Alessandro Mercuri – « Holyhood vol. 1 – Guadalupe, California »

Alessandro Mercuri a réalisé Alien American (2001), est l’auteur de Kafka Cola (2008), de Peeping Tom (2011) et du Dossier Alvin (2014).

Holyhood, « la cité du sacré », supplante Hollywood, la colline au « bois de houx », dans ce récit-essai remarquable d’Alessandro Mercuri, qui exhume les vestiges de la Californie dans une enquête archéologique mêlant archives, souvenirs cinématographiques, histoire de la conquête de l’Ouest, naissance de l’industrie cinématographique et autofiction.

Cet ouvrge riche et ludique déploie une structure labyrinthique qui frappe par sa virtuosité et sa très grande érudition. Holyhood relève décidément de l’objet mystérieux par son dispositif hybride conjuguant texte, images et d’abondantes notes de bas de page. La narration est diffractée, interrompue par des photogrammes et photographies, des remarques théoriques et philosophiques qui font verser l’enquête documentaire dans la fantasmagorie et l’approche historique dans la création romanesque.
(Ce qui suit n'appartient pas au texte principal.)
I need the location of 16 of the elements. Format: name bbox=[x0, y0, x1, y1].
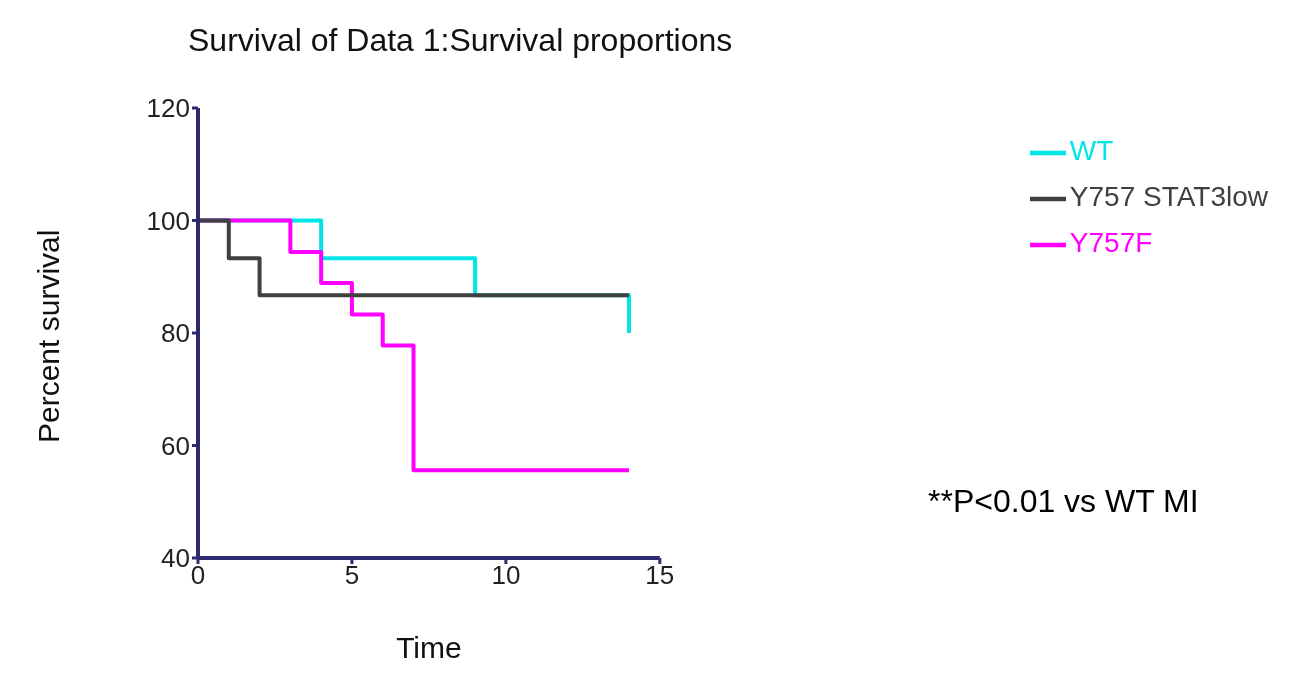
legend-label: Y757 STAT3low bbox=[1069, 181, 1268, 212]
y-tick-label: 60 bbox=[161, 430, 190, 461]
legend-label: WT bbox=[1069, 135, 1114, 166]
x-tick-label: 15 bbox=[645, 560, 675, 591]
legend-label: Y757F bbox=[1069, 227, 1153, 258]
x-tick-label: 5 bbox=[344, 560, 360, 591]
x-axis-title: Time bbox=[396, 631, 462, 664]
y-tick-label: 80 bbox=[161, 318, 190, 349]
x-tick-label: 10 bbox=[491, 560, 521, 591]
text: **P<0.01 vs WT MI bbox=[928, 483, 1199, 520]
y-axis-title: Percent survival bbox=[31, 229, 65, 443]
y-tick-label: 100 bbox=[146, 205, 190, 236]
y-tick-label: 120 bbox=[146, 93, 190, 124]
chart-title: Survival of Data 1:Survival proportions bbox=[188, 22, 733, 59]
x-tick-label: 0 bbox=[190, 560, 206, 591]
y-tick-label: 40 bbox=[161, 543, 190, 574]
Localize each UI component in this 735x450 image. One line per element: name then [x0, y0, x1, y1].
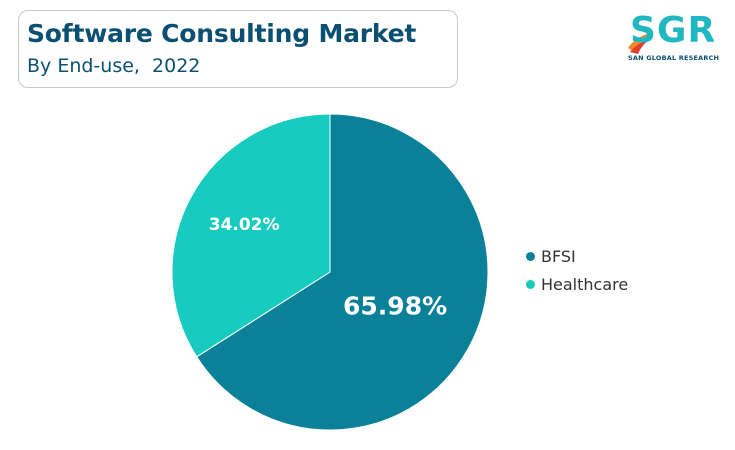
logo-tagline: SAN GLOBAL RESEARCH: [628, 54, 720, 62]
legend-swatch-healthcare: [526, 279, 535, 289]
legend-item-healthcare: Healthcare: [526, 270, 628, 298]
pie-slice-bfsi: [196, 113, 489, 431]
pie-label-healthcare: 34.02%: [209, 215, 280, 235]
legend-label-healthcare: Healthcare: [541, 274, 629, 294]
pie-label-bfsi: 65.98%: [343, 292, 447, 321]
legend-item-bfsi: BFSI: [526, 242, 628, 270]
legend-label-bfsi: BFSI: [541, 246, 576, 266]
pie-slice-healthcare: [171, 113, 331, 358]
chart-legend: BFSI Healthcare: [526, 242, 628, 298]
chart-title: Software Consulting Market: [27, 19, 417, 48]
title-box: Software Consulting Market By End-use, 2…: [18, 10, 458, 88]
swoosh-logo-icon: [628, 32, 654, 54]
logo-text: SGR: [630, 10, 717, 51]
logo: SGR SAN GLOBAL RESEARCH: [622, 10, 726, 66]
legend-swatch-bfsi: [526, 251, 535, 261]
chart-subtitle: By End-use, 2022: [27, 55, 201, 77]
Dans un style parodique, l’auteur abolit les frontières entre fiction et réalité et joue de notre rapport aux mythes fondateurs et aux épopées : où l’on croise, entre autres, Cecil B. DeMille, David Lynch, les spectres des pharaons, les mythes de l’Atlantide et de la Lémurie, une héroïne de film qui devient personnage de fiction romanesque, Don Quichotte et Amadis de Gaule, et même le Moïse de Michel-Ange.

Les mythes surgissent à la faveur d’une investigation insolite dans les archives du cinéma américain et dans les décors filmiques de la cité hollywoodienne, dressant un pont entre ce que fut le désert de Californie et l’antique désert du Sinaï. Ce substrat biblique, observé à travers la lucarne des Dix Commandementsde Cecil B. DeMille, fait surgir un continuum géographique et historique entre le Nouveau Monde et le Vieux Monde dans le carton-pâte de l’industrie cinématographique. L’âge d’or du cinéma américain se conjugue en amont avec les cités incas et la quête des chercheurs d’or et croise le fil de l’enquête philologique qui a fait naître le nom de la Californie. Les mots de langue étrangère s’invitent dans l’enquête étymologique, innervant la rêverie d’une forme de cosmopolitisme et de plurilinguisme, comme si le cinéma révélait les strates profondes de notre civilisation, jusqu’à toucher l’indicible. En scrutant les fictions – les siennes propres, même -, l’auteur fait émerger le politique comme une fiction, un immense « Disneyland » qui a donné corps au réel à travers le divertissement.

Avec ce livre esthétiquement inclassable, Alessandro Mercuri s’amuse à recréer un mythe des origines, et en plaçant l’accent sur les débuts de l’industrie cinématographique, il pointe la part de factice et de construction qu’il y a dans tout récit. Et tout son art est de ne pas se prendre au sérieux, tout en l’étant.

 

Holyhood, vol.1 – Guadalupe, California,Art&fiction, mars 2020, 12 euros.